También, en el momento a que nos referimos, había allí un galeón a punto de ser botado al agua. El enorme cuerpo del bajel brillaba por efecto del alquitrán y de los colores, y en su proa se destacaba, a los rayos del sol matutino, la imagen dorada de Nuestra Señora del Rosario, que debía ser su patrona. Mástiles y vergas estaban cubiertas de gallardetes y banderas diversas, que ondeaban al viento como para invitar a la fiesta.
—Date prisa, Carlos —decía un robusto muchacho de unos catorce años a otro camarada algo más viejo—. Todavía tenemos que colgar esta corona en el arco de triunfo por donde el gobernador y el nuevo capitán tienen que pasar para venir sobre cubierta... ¡Así está perfectamente! Toma el martillo y clava, ¡pero no vayas a darme en los dedos según haces con frecuencia, gran torpe!
—Ya sé que no soy tan diestro como tú, Alfonso —contestó el niño—; pero tampoco tengo intenciones de llegar a ser un constructor de barcos como tu padre, que tan admirablemente ha hecho el Rosario.

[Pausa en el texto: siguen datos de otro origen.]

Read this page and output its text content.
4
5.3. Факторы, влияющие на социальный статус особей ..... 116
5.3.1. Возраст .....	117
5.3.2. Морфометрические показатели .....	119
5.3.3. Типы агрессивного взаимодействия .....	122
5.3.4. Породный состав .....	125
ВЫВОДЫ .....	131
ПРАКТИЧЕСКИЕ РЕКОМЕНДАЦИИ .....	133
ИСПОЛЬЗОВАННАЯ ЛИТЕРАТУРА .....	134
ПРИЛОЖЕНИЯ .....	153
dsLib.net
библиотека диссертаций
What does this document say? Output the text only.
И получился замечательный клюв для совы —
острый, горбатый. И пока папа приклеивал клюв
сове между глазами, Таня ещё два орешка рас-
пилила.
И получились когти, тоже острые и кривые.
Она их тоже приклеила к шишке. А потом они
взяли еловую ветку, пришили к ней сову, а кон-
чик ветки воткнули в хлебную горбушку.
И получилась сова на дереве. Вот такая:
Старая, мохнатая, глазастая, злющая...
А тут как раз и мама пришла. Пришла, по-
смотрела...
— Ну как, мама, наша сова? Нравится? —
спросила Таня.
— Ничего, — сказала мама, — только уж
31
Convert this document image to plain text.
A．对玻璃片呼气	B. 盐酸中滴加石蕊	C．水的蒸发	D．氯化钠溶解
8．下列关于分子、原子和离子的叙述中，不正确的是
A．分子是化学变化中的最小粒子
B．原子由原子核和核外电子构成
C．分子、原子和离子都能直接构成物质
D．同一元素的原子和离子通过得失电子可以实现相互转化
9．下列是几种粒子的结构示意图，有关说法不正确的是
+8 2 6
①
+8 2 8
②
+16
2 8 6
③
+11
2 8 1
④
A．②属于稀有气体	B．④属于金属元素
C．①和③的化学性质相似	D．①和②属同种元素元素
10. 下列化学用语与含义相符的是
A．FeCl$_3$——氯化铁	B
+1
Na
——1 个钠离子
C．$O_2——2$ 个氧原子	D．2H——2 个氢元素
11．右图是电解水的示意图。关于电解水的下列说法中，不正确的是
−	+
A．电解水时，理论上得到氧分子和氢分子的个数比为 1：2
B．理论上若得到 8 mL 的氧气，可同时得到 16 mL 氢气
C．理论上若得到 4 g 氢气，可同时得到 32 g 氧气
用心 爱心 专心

—Ni yo por cierto, aunque así lo quiere mi padre. Mi deseo es ser navegante, como Colón; prefiero mandar un navío a construirlo. He de ir lejos, muy lejos, descubriendo y conquistando nuevas tierras para mi rey. Eso vale más que estar sudando aquí en los astilleros con la escuadra y la plomada, el torno y el martillo, en compañía de esos fastidiosos carpinteros. Ya verás cómo me saldré con la mía, y que iré en el primer viaje del Rosario.
Los negros ojos del muchacho brillaban de entusiasmo al decir a su compañero de escuela estas palabras.
—Espero que podré ir contigo; fray Bobadilla ha acogido bien anoche mi súplica, y el capitán no negará este favor al buen misionero que va a predicar el Evangelio a los salvajes —replicó tranquilamente Carlos.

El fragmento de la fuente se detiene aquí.